Ultimately, all of our social structures- from family to authority figures to what is appropriate in public and so on -are determined by our society and, at least internally, by ourselves. They only seem so concrete because these standards and perspectives are maintained. This is proven in how people from different cultures will have different overall views on what a family is, how it should be maintained, what the hierarchy is, etc.
The good news about this is that, once you understand that you decide who your family is and that you don’t need to maintain the standard societal structure, the double standards disappear. If your cousins have always been terrible people and you’ve never felt any bond with them, you’re no longer bound by some secret, invisible chain to take care of and look out for them.
Of course, other people may not feel this way. In fact, those who decide to redefine their familial boundaries often experience harsh criticism and push back from those in their lives with more traditional views.

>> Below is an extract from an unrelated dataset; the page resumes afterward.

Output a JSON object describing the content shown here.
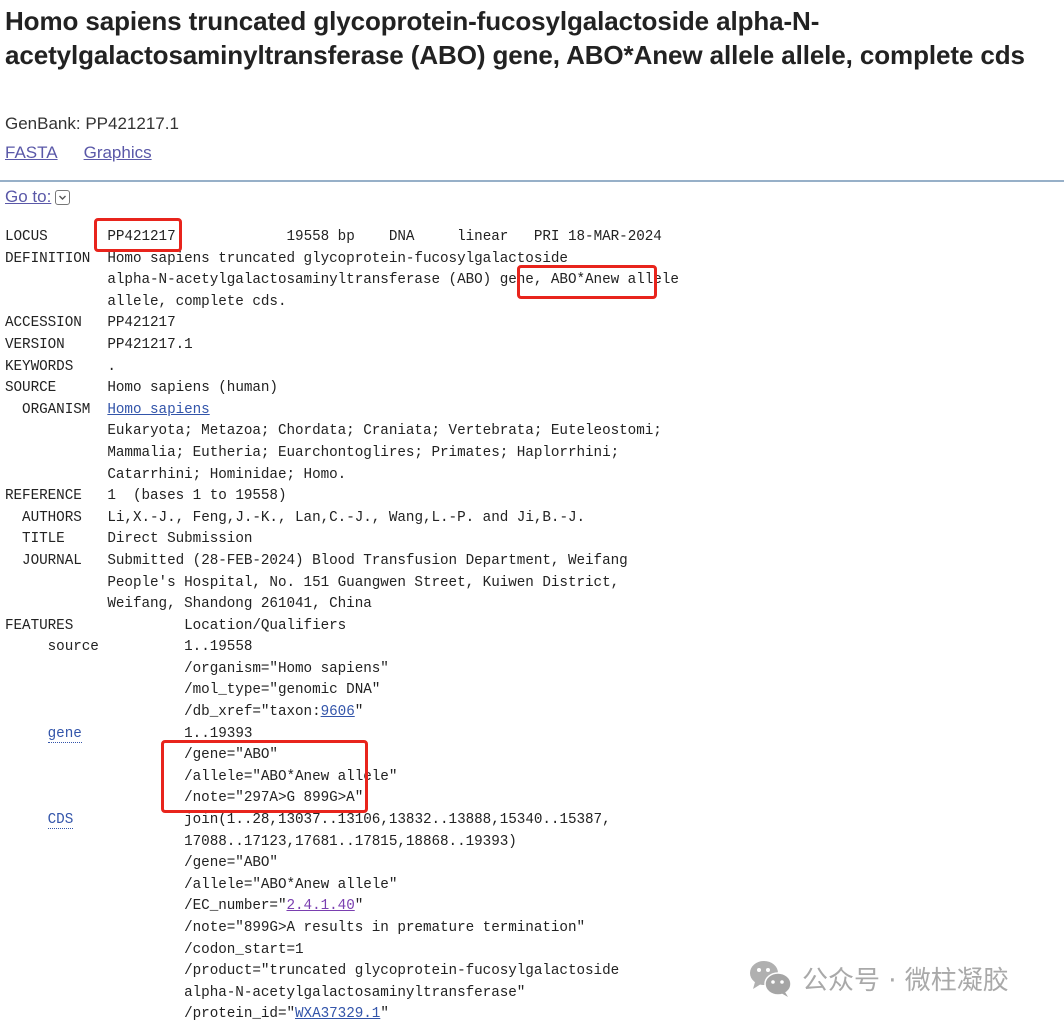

As would be expected, this is mostly significantly the case with their genetic relatives.
However, once you realize that you are free to determine what connections you have with who, your only need to conform to others’ expectations is for practical considerations. Teenagers and those who live with their parents are the most restricted in this regard. Once you’re independent, though, it’s really up to you how much to inconvenience yourself in the name of pleasing others.
Assuming you’re prepared and practically able to reshape these personal boundaries, it gives you a great sense of empowerment and independence. Abusive relatives no longer have the “right” to act however they want towards you because now their relationship with you is just as subject to being terminated as with anyone else. Defeating this sense of self-entitlement can, for some, be incredibly liberating.
It’s ironic that the very same saying most have associated with the “blood is family” mentality- that being “blood is thicker than water” is actually an out of context snippet of the original saying, “The blood of the covenant is thicker than the water of the womb.” You decide who your family is, and while you may decide to redefine a relationship with someone who is physically your parent as a friend, you can also give someone who has been there for you time and again the well-deserved title that so many others arbitrarily hold simply because they happened to be a member of the same genetic tree as you. Honor and cherish those who have proven themselves worth it; you won’t find many.